IN THE HIGH COURT OF KERALA AT ERNAKULAM
OP No. 13513 of 1998(H)
1. ISSAC C.ROY (MINOR)
... Petitioner
Vs
1. THE COMMR. OF INCOME TAX
... Respondent
For Petitioner :SRI.TKM.UNNITHAN
For Respondent :SRI.P.K.RAVINDRANATHA MENON (SR.)
The Hon'ble MR. Justice S.SIRI JAGAN
Dated :08/01/2007
O R D E R
S. Siri Jagan, J.
=-=-=-=-=-=-=-=-=-=-=-=-=-=-=-=
O.P. No. 13513 of 1998
=-=-=-=-=-=-=-=-=-=-=-=-=-=-=-=
Dated this, the 8th January, 2007.
J U D G M E N T
Petitioners 3 and 4 are father and mother respectively of
petitioners 1 and 2 who are minors. These minors also derive income
taxable under the Income Tax Act. Apparently, some income so
derived by the minors were not disclosed in the returns for the
relevant period. Government brought into force by the Finance Act,
1997, the Voluntary Disclosure of Income Scheme, 1997 (for short
‘the Scheme’) by which on declaration of income, which were earlier
not disclosed, no penalty would be attracted and the assessee was
allowed to pay the tax at 30% of the income disclosed. The 3rd
petitioner-father filed a declaration under the Scheme on behalf of the
minors on 30-12-1997. On 31-12-1997, the last date fixed for filing
return under the Scheme expired. The tax due on the income was
also paid. Subsequently, the return was rejected as invalid on the
ground that a minor was not entitled to file a return under the
Scheme subsequent to the assessment year 1993-1994. In the above
circumstances, the 4th petitioner-mother filed a return including the
said income in her return and sought for adjustment of the tax paid at
the time of filing return under the Scheme. This was rejected on the
ground that as per the Scheme, tax once paid would not be refunded.

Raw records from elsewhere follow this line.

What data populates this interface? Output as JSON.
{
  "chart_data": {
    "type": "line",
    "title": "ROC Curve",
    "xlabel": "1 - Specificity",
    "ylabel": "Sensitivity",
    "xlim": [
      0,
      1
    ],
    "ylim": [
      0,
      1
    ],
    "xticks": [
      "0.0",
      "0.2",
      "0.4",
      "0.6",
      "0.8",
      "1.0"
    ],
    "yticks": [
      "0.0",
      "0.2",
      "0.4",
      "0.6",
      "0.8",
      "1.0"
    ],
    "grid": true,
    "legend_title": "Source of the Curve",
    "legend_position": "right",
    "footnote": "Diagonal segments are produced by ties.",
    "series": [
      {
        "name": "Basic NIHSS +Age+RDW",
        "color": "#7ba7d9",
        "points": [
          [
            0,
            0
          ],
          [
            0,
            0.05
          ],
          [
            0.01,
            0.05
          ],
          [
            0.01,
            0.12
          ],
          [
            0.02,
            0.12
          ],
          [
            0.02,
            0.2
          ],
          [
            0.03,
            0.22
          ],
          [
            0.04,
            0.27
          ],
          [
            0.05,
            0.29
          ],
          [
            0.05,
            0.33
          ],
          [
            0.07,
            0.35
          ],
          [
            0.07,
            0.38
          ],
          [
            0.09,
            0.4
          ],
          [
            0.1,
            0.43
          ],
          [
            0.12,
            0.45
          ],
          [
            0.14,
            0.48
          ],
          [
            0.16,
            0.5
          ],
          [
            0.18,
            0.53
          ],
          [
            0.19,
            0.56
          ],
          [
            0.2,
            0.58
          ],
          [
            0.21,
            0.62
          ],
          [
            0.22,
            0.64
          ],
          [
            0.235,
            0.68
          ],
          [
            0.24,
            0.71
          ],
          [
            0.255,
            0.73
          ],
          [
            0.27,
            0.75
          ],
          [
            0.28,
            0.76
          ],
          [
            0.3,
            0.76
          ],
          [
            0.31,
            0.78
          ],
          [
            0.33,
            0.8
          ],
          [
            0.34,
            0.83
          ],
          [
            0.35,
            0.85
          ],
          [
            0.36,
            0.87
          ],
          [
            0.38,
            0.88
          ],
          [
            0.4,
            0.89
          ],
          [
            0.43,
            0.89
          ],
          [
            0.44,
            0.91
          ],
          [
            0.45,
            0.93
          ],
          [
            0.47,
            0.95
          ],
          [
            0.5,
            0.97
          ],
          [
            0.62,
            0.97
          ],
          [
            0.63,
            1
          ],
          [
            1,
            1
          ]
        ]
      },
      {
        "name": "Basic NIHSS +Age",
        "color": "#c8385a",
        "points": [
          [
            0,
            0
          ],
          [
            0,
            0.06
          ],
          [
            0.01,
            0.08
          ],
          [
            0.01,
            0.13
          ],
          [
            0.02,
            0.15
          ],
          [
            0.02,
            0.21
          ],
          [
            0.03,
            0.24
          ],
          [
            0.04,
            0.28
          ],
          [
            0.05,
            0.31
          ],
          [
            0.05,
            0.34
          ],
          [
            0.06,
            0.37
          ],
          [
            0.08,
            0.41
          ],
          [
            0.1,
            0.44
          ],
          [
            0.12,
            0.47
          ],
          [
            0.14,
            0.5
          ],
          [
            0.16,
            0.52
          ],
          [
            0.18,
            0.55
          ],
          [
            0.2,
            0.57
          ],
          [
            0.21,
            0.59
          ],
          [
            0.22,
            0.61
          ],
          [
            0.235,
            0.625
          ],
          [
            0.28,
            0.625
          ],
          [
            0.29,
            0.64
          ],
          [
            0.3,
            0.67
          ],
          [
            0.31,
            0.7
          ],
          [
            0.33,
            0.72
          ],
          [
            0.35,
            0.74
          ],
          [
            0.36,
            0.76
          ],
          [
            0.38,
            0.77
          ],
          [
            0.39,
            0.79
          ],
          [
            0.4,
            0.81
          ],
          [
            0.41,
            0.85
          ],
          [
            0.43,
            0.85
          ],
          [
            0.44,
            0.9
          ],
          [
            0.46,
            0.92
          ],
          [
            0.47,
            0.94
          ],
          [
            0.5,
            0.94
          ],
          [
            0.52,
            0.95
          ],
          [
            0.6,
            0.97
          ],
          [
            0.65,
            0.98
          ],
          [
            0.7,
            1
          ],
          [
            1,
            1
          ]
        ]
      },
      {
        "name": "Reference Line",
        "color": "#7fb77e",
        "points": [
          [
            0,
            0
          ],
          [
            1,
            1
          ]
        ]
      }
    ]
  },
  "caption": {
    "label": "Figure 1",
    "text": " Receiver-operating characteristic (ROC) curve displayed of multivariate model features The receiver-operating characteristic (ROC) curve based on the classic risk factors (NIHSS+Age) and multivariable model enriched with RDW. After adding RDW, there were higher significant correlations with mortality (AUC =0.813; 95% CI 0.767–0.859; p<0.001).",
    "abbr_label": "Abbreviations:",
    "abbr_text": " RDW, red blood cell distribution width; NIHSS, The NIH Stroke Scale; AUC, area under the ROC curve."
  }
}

The request of the 4th petitioner to adjust the tax paid against the tax
payable under her return was also rejected by Ext. P14 order. This is
under challenge in this original petition.
The contention of the petitioners is that since the intention of
the petitioners was bona fide and the mistake occurred on account of
the circumstances beyond the control of the petitioners although they
may not be entitled to the benefit of the Scheme, certainly, the
respondents cannot deny the benefit of adjustment of the amount
already paid towards tax payable on the 4th petitioner’s return. The
OP. 13513/1998. -: 2 :-
petitioners rely on a decision of the Supreme Court in Hemalatha
Gargya v. Commissioner of Income-tax and another, reported in
[2003] 259 ITR 1. In that case, return under the Scheme was delayed
by one day. The tax paid pursuant thereto was refused to be adjusted
or refunded to the assessee. Although, in that decision the Supreme
Court denied the assessee the benefit of the Scheme, it held thus:
“As a consequence, in our view, the appeals preferred by the
assessees must be and are hereby dismissed whereas the appeals
preferred by the Revenue authorities must be and are hereby
allowed. However, having held that the assessees are not entitled to
the benefit of the Scheme since the payments made by them were
not in terms of the Scheme, we direct the Revenue authorities to
refund or adjust the amounts already deposited by the assessees in
purported compliance with the provisions of the Scheme to the
concerned assessee in accordance with law. All the appeals are
accordingly disposed of without any order as to costs.”
I am of opinion that the said direction of the Supreme Court squarely
applies to the petitioners’ case.
In the above circumstances, I direct the respondents to adjust
the tax paid by the petitioners at the time of filing the return under
the Voluntary Disclosure of Income Scheme, 1997 in respect of the
pending demands from the petitioners under the Income-tax Act. The
original petition is allowed as above.